Digital Marketing Radio
DMR #25: Scott Gallagher – What are the 3 pillars of local SEO?

Digital Marketing Radio

Play Episode Listen Later Oct 3, 2014 31:18


David: What are the 3 pillars of local SEO? Why are real reviews important? What is rich media and why is that important as well? Those are just 3 of the questions that I intend to ask today's special guest, Scott Gallagher. Scott, welcome to DMR. Scott: Thanks David. David: Scott helps small businesses get qualified leads from the organic channels of the internet. He's co-founder of Local Marketing Source and founder of WON Marketing. Scott, you focus on local SEO, but you don't like to call it SEO, why is that? Scott: That's true. We do. The practice of SEO or search engine optimization essentially is just that it's trying to optimize content to satisfy the needs of search engines. At some point in time in my business career several years ago, I started to look at this and think about what the search engines are trying to accomplish. When I was back in school and spent all this money on getting my university degree I got in marketing, a specialty in marketing with a Bachelor of Commerce and ... David: Was that worth it? Scott: Well, as it is, that's arguable. There's definitely some aspects that I learned.
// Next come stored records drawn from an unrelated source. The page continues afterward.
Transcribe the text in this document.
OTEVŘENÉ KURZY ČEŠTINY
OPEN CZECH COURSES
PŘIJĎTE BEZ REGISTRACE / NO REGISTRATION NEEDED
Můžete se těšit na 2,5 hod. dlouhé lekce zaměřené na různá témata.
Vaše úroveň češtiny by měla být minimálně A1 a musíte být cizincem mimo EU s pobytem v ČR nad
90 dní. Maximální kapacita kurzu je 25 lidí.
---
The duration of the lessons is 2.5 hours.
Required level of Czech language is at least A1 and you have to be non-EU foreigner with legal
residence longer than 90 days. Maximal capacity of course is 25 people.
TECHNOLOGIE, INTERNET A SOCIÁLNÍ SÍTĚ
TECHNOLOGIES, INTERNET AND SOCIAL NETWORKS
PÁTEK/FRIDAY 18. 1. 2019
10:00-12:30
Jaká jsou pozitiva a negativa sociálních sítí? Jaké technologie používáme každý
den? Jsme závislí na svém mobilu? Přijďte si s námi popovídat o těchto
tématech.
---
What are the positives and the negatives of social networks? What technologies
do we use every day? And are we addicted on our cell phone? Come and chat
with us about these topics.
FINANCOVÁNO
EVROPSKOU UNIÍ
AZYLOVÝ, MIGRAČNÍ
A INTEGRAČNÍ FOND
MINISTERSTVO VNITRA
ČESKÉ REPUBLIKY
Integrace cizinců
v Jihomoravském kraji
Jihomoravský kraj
The definition of marketing, David, and this is not word for word, but you can go to Google and get it from the AMA which is American Marketing Association and that's, creating content that has value with an audience and distributing that content to where the audience is going to reside. I took a step back and started to think about that, "Wait a minute ..." David, "... this is just creating content to a customer segment." It really is just marketing.